I’d like to make one last note. Although I don’t often like to speak badly
about anyone as it doesn’t reflect well, in this case something needs to be
said and I can only hope it gets a reaction. NamePros.com was entirely
uncooperative and unresponsive in this incident. Despite multiple phone calls
and emails, I received no response and no assistance in this matter from them.
The thief used NamePros to transact the stolen domain name(s) and the whole
thing is well documented through private messaging and a forum string which I
do not have access to without the help of NamePros. This information is
critical to law enforcement in finding the identity of the thief, yet NamePros
refuses to cooperate in any way whatsoever.

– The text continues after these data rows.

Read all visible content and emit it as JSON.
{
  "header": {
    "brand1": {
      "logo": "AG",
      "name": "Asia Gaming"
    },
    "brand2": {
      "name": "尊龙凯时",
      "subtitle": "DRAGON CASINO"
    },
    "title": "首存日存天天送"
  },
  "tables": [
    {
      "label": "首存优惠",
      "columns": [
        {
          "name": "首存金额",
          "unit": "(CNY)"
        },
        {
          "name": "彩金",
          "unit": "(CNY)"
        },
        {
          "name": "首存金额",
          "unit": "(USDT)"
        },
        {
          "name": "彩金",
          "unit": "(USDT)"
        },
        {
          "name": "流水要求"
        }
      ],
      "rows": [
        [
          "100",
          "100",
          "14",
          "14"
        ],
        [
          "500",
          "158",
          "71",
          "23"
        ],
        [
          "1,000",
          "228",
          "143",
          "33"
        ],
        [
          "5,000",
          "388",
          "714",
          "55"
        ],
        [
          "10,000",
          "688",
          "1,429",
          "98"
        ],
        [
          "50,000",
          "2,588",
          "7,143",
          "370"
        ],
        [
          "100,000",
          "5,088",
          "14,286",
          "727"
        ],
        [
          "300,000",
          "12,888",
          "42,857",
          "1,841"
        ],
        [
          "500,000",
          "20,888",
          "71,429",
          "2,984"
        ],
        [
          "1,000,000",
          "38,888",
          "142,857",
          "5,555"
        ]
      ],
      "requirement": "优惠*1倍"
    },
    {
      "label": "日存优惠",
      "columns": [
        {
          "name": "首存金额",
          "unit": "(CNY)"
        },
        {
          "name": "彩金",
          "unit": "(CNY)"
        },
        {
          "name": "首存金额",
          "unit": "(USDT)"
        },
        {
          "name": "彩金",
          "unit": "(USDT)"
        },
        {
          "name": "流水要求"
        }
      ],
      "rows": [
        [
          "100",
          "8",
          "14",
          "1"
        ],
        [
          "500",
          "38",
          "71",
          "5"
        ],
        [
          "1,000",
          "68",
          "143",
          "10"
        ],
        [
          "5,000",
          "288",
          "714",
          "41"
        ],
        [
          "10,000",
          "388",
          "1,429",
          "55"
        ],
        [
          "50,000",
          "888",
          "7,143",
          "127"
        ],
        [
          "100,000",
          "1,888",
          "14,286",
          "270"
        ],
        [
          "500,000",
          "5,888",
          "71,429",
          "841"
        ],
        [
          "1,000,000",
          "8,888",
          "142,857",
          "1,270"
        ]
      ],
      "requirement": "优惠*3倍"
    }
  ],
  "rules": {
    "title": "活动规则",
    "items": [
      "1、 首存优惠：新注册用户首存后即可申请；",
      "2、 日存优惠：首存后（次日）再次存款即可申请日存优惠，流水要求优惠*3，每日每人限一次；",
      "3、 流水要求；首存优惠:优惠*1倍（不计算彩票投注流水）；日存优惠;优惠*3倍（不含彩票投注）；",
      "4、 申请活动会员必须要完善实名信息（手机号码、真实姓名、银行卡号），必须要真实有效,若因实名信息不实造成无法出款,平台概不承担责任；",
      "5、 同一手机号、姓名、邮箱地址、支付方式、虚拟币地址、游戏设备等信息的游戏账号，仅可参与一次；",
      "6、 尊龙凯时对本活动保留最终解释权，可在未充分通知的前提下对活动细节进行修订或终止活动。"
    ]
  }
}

As one of the leading forums in
the domain industry, NamePros has a responsibility to help protect the
community from these criminals. NamePros.com has often been the platform of
choice for these criminals to offload their stolen goods and yet NamePros does
nothing about it and takes no action in assisting the victim’s (who represent
their community) or law enforcement. I am sad to say that this time around,
NamePros.com has failed me…shame on you!
Protect yourself the best you can with good antivirus software and firewall,
but remember that awareness of your domain activity and having good contacts at
your registrars is essential for protecting your domain investments.